ある日あの時あの場所で

さけちゃ

第1話 白昼夢

 何をするにもダメだった。

 何を言ってもダメだった。

 生まれた事を後悔した。

 どうして生まれてしまったのかと……。


 僕は努力する事が嫌いだった。

 背伸びしたって当たり前にしか見えず、無理したところで息も続かない。

 無理してるのにみんなこれが当たり前で、当然だと言うのだから…


 僕には耐えられなかった。

 だから僕は何もかも投げ出して空高く飛びたかった。

 気付いてしまった、僕の背に翼など無かったのだと。


 気付くのが遅過ぎた、アスファルトの黒さえ赤い池の広がる様を止めることはできない。

 学校のベランダからこちらを見つめる僕を虚な瞳が映し出す。それを最期に僕は僕を見ていた。

 ベランダの僕からは赤い水溜りに横たわる僕の、もはや何も映さない僕が見えた。

 あの醜い人形は何なのだろう?


 僕は僕を見ている。

 そんな事実に気が付いて僕はふと我に返る。

 振り向けば窓際の1番後ろの席に僕が座っていた。

 外を眺めている。彼は空を見上げていた。

 頬に手を当て頬杖をつく彼の手が離れてこちらを見る。彼と目が合った。


 僕は彼だった。気付けば僕はどこにも居なかった。

 僕を見る僕達はどこにも居なくて、僕らがしたようにそっとベランダの下を見た。

 やっぱり僕は居なかった。赤く染める池も無く、地面は夏の暑さを伝える熱気で黒光りしたアスファルトがあるばかり。
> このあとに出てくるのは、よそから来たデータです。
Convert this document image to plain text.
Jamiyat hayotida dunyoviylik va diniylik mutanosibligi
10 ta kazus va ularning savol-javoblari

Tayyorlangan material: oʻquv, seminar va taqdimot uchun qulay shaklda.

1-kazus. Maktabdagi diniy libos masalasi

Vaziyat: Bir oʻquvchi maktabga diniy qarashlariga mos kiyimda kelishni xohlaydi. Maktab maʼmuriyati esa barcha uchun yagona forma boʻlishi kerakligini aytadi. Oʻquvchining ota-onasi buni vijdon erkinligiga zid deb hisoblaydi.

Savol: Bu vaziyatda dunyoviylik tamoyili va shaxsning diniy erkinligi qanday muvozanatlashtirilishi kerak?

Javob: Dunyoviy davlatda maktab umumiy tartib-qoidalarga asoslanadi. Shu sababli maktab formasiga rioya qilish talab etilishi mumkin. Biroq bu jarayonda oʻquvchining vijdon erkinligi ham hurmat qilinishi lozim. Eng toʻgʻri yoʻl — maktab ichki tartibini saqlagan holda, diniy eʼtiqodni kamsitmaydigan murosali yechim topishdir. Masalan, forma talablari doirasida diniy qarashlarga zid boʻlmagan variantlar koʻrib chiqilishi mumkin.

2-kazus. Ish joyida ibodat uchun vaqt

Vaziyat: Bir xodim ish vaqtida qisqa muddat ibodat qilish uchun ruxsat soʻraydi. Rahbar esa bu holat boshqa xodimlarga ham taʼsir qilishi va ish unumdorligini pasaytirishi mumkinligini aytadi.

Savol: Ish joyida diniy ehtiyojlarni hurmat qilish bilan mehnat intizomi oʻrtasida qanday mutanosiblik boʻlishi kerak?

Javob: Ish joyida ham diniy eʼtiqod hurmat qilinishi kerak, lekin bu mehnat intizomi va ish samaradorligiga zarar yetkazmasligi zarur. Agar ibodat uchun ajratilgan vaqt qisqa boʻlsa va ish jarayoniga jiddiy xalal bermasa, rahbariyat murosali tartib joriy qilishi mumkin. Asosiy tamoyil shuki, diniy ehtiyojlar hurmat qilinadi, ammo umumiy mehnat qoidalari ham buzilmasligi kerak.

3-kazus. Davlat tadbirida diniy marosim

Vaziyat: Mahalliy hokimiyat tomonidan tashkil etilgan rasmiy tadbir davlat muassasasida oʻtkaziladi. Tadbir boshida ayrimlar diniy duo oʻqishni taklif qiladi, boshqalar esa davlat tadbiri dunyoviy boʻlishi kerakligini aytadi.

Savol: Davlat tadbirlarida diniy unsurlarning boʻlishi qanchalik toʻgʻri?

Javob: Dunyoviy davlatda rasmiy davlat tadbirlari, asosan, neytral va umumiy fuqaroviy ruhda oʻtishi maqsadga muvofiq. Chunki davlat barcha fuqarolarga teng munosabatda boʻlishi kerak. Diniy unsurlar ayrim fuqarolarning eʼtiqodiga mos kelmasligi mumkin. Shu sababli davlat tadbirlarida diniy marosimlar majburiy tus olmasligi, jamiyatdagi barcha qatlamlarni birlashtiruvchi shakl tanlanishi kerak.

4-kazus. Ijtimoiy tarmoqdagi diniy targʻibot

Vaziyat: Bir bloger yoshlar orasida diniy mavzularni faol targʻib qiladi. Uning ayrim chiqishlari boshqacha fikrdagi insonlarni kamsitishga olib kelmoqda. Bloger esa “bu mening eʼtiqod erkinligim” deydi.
 振り返る。そこには誰も居なくて、がらんとした教室には何事も無く平和に休み時間を謳歌するクラスメイトが数人居るばかり。


 時計は、もう直ぐチャイムを鳴らすぞと長針を動かし、生徒達もザワザワと忙しなく次の授業の支度を始める。


 あぁ、なんて平和な1日だろう。

 僕は今日もまた同じ1日を繰り返し、何の変哲も無い日常を、何事も無く繰り返す。


 かつての僕が言っている。

 青空を羽ばたくにはあまりに醜く穢れたお前には荷が重い。

 お前に天使は微笑まないのだと、かつての僕が微笑んだ。苦笑する。僕なのか、君なのか、あるいは別の何かなのか分からない何かが苦笑いを浮かべると、瞬きひとつの間に学校ではないどこか違う所に立っていた。